1-718-768-2175 info@thedialogueproject.com 172 Fifth Ave #254 Brooklyn NY 11217

“I am a Palestinian American born in Brooklyn. I am also a counselor for young adults of
diverse traditions at a local college. The dialogues give me an opportunity to explore Israel
and Palestine with people whom I would normally never speak to about these topics. We
share our family experiences and explore our relationships to Judaism, Islam and
Christianity. I am very troubled by what is happening to my family in Palestine. My codialoguers
are like family. We may not agree on every political point, yet we truly
understand and validate each other’s humanity.” – Abir


“I am a very proud Jewish American with roots in Israel and former President of a Conservative
Synagogue here in Westchester. Before dialogue when I heard a critique of Israel I would tune
out!
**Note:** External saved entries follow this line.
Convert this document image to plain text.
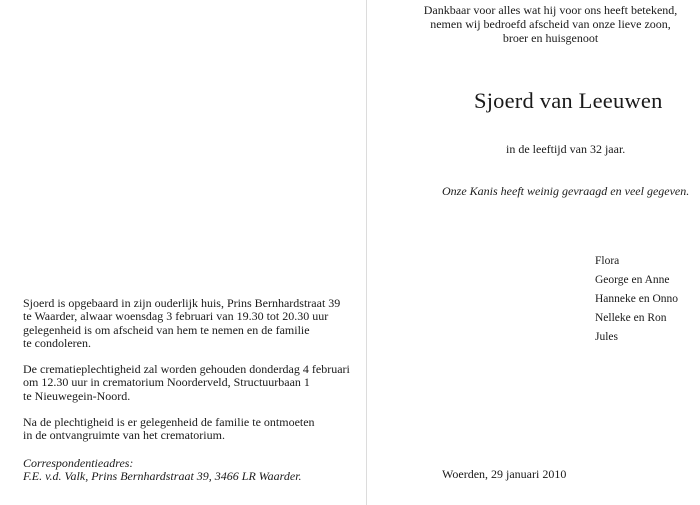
Sjoerd is opgebaard in zijn ouderlijk huis, Prins Bernhardstraat 39
te Waarder, alwaar woensdag 3 februari van 19.30 tot 20.30 uur
gelegenheid is om afscheid van hem te nemen en de familie
te condoleren.
De crematieplechtigheid zal worden gehouden donderdag 4 februari
om 12.30 uur in crematorium Noorderveld, Structuurbaan 1
te Nieuwegein-Noord.
Na de plechtigheid is er gelegenheid de familie te ontmoeten
in de ontvangruimte van het crematorium.
Correspondentieadres:
F.E. v.d. Valk, Prins Bernhardstraat 39, 3466 LR Waarder.
Dankbaar voor alles wat hij voor ons heeft betekend,
nemen wij bedroefd afscheid van onze lieve zoon,
broer en huisgenoot
Sjoerd van Leeuwen
in de leeftijd van 32 jaar.
Onze Kanis heeft weinig gevraagd en veel gegeven.
Flora
George en Anne
Hanneke en Onno
Nelleke en Ron
Jules
Woerden, 29 januari 2010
Now I lean in. I have real empathy when I hear people whose experiences are so different
than my own. It is a journey as I develop deep listening skills and work on being generous and
curious with people from within and without my community.” – Matthew


“I am a child of a holocaust survivor. Interrupting the cycle of aggression and
violence is core value of mine. During the dialogue process I draw from the
experiences of my ancestors, to develop a deeper understanding of the Palestinian
and Israeli struggle. The personal narratives we share give me a voice to turn my
despair into a commitment for social transformation.” – Susan


“I am a Jordanian. I really value my time to sit with Palestinians, Israelis and
Americans and explore our personal stories, political views and visions for the
future. We struggle together to listen with generosity. I have grown through
this process and am now an advocate for co-existence and justice for all of us,
Israelis, Palestinians, Jordanians, everyone in the region.” -Ali

The Dialogue Project is invited to communities around the country to help develop Speaking and Connecting Across Differences programs. This model dialogue gathers adults and youth who find that their neighborhood dynamics change as immigrant populations grow. We bring people into each other’s sacred and meeting places, breaking through the isolation each community experiences. People from the stoops, prayer rugs, and pews learn how to surface our disagreements and find common universal values that they share.